(Reuters) - JD.com Inc, China's No.2 e-commerce company, reported a 62 percent rise in quarterly revenue, topping analysts' expectation as the number of active customer accounts across its sites nearly doubled from a year earlier.
First-quarter revenue of 36.6 billion yuan (4 billion pounds) exceeded analysts' estimate of 35.65 billion yuan, according to Thomson Reuters I/B/E/S.
Gross merchandise volume (GMV), or the total value of goods sold on JD.com, nearly doubled to 87.8 billion yuan ($14.14 billion) in the quarter ended March, with roughly 42 percent of all fulfilled orders coming from mobile devices, the company said.
Excluding certain items, losses widened to 2 cents per American depositary share, from 1 cent, as it spent heavily to broaden its inventory and on marketing.
The Beijing-based company's business, like bigger U.S. peer Amazon.com Inc (NASDAQ:AMZN)'s, is built on selling products it purchases through its own logistics network.
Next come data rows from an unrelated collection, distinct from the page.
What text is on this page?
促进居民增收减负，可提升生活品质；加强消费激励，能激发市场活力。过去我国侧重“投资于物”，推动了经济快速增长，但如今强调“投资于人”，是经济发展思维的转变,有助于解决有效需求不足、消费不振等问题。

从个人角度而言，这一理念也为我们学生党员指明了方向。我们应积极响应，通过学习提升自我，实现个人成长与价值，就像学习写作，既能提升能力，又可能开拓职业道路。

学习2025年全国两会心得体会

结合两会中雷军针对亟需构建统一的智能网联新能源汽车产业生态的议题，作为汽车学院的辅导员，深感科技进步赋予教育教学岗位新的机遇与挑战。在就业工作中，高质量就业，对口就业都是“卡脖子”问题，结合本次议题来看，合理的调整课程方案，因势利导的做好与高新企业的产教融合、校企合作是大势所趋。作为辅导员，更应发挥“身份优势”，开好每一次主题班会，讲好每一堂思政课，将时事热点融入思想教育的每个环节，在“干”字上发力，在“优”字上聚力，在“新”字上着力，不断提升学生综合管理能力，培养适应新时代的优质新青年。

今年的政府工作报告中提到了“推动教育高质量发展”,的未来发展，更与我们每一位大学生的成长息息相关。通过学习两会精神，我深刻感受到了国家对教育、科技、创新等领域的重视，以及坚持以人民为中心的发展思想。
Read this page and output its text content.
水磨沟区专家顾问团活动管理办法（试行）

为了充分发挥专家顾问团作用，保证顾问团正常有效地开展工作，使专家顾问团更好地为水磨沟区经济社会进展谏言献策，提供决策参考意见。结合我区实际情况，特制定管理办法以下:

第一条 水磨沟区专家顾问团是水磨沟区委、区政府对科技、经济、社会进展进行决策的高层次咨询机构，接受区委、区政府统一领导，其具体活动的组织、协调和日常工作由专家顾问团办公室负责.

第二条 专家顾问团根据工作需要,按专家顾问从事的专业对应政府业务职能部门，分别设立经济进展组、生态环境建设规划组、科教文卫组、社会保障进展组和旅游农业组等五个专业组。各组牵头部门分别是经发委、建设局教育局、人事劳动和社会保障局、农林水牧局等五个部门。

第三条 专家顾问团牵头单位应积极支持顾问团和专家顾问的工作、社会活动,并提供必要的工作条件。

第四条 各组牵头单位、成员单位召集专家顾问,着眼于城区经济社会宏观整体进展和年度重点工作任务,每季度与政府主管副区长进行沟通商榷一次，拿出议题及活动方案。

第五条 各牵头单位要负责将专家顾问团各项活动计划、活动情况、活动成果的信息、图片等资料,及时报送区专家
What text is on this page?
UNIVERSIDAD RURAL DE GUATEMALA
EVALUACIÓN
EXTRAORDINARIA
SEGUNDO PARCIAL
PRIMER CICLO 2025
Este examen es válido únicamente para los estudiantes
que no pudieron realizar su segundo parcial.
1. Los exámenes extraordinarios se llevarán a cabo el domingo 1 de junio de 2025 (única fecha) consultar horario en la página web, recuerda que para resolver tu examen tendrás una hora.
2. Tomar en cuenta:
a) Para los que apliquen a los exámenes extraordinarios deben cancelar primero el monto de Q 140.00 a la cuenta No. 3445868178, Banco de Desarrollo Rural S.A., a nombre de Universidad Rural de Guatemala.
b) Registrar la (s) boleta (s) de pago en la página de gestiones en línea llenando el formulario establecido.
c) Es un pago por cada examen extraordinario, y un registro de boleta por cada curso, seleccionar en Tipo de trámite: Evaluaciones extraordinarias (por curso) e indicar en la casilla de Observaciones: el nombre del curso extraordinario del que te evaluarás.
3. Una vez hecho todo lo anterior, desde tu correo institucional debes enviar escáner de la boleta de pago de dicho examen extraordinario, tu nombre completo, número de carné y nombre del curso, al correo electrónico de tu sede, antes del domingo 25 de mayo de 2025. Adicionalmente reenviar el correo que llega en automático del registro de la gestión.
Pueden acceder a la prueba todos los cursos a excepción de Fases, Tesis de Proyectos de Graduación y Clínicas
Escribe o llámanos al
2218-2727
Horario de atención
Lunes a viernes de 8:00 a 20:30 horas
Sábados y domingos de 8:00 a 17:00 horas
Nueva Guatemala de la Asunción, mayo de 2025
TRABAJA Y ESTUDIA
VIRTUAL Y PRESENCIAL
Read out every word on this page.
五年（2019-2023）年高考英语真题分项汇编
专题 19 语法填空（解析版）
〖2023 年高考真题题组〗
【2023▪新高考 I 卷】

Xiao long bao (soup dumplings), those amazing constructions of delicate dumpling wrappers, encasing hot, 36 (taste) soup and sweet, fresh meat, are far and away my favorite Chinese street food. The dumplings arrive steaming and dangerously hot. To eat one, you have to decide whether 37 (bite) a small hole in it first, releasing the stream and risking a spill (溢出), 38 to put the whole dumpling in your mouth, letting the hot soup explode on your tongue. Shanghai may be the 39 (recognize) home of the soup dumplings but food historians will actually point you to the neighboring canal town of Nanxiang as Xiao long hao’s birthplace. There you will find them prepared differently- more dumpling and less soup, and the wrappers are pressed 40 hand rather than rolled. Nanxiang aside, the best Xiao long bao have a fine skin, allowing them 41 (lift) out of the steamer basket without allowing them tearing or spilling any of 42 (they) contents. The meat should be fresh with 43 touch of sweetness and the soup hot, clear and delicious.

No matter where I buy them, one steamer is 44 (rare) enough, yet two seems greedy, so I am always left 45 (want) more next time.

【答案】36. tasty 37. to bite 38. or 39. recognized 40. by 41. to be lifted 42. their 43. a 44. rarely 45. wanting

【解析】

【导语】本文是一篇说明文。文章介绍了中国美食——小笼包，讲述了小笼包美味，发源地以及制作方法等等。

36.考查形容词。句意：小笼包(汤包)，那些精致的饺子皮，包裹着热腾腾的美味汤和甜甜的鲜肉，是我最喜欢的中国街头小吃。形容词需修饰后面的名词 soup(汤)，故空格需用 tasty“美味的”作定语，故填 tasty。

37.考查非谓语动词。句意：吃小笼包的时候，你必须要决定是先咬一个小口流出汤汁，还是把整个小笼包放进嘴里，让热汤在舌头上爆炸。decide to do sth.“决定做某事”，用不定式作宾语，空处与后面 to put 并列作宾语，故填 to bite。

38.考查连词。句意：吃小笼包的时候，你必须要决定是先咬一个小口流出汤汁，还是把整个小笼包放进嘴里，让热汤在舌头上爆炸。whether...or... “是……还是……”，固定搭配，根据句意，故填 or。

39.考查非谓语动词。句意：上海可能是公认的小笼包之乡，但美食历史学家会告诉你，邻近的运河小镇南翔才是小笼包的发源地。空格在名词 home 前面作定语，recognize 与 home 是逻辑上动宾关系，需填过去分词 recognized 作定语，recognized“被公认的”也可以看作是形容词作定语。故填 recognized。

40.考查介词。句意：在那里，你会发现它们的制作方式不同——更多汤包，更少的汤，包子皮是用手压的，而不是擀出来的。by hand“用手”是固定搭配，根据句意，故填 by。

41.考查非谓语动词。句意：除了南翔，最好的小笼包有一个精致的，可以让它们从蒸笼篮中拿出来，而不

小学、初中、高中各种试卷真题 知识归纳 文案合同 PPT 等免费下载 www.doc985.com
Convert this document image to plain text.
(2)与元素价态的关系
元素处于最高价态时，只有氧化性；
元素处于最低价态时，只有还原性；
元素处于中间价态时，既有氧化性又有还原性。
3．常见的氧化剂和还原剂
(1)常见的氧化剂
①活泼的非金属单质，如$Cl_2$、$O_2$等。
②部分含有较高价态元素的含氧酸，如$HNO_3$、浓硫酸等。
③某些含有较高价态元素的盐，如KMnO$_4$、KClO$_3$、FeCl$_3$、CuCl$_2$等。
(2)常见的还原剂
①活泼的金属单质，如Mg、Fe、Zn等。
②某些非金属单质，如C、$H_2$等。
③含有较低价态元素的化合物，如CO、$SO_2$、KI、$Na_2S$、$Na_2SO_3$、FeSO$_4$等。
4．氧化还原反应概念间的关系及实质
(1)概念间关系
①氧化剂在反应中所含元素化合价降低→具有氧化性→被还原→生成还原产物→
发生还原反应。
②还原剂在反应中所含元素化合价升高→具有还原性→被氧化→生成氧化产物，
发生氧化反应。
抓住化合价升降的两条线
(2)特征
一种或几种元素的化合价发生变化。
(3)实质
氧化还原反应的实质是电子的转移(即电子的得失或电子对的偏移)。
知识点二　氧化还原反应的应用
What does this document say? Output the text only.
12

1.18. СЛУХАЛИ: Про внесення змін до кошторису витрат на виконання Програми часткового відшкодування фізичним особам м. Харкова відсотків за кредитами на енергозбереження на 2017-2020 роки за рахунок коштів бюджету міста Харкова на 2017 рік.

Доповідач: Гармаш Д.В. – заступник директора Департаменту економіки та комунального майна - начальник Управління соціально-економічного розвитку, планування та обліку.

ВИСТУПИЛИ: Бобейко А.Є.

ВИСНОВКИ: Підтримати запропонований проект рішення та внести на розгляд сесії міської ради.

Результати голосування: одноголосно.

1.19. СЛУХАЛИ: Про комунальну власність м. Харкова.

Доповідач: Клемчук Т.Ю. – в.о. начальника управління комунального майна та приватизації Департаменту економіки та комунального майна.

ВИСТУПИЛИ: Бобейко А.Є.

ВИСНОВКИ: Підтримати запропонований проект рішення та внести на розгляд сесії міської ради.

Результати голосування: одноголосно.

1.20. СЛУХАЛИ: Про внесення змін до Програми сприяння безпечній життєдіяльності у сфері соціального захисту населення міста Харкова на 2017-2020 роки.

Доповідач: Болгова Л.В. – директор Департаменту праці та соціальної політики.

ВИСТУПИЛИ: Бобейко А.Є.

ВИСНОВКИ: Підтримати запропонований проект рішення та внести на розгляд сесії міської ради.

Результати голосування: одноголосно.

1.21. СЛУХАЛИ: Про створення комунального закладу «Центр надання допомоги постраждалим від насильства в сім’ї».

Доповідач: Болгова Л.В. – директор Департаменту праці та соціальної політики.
Alibaba (NYSE:BABA) Group Holding Ltd, on the other hand, has grown its business quickly by connecting sellers to buyers rather than stocking its own merchandise.
The difference in business models has allowed JD.com to market itself as a purveyor of authentic goods, while its larger rival has wrestled with occasional, high-profile controversies over fake products.
When JD.com announced in April that it would sell and warehouse clothes from Japanese giant Uniqlo, the e-tailer touted the deal as an example of its growing ability to offer customers mainstream labels and authentic clothes.
JD.com last month launched its JD Worldwide cross-border online shopping platform, a challenger to Alibaba's Tmall Global service.
It also announced on Friday its participation in a $500 million investment in Tuniu Corp.
The company's U.S.-listed shares have risen close to 60 percent since its IPO last May.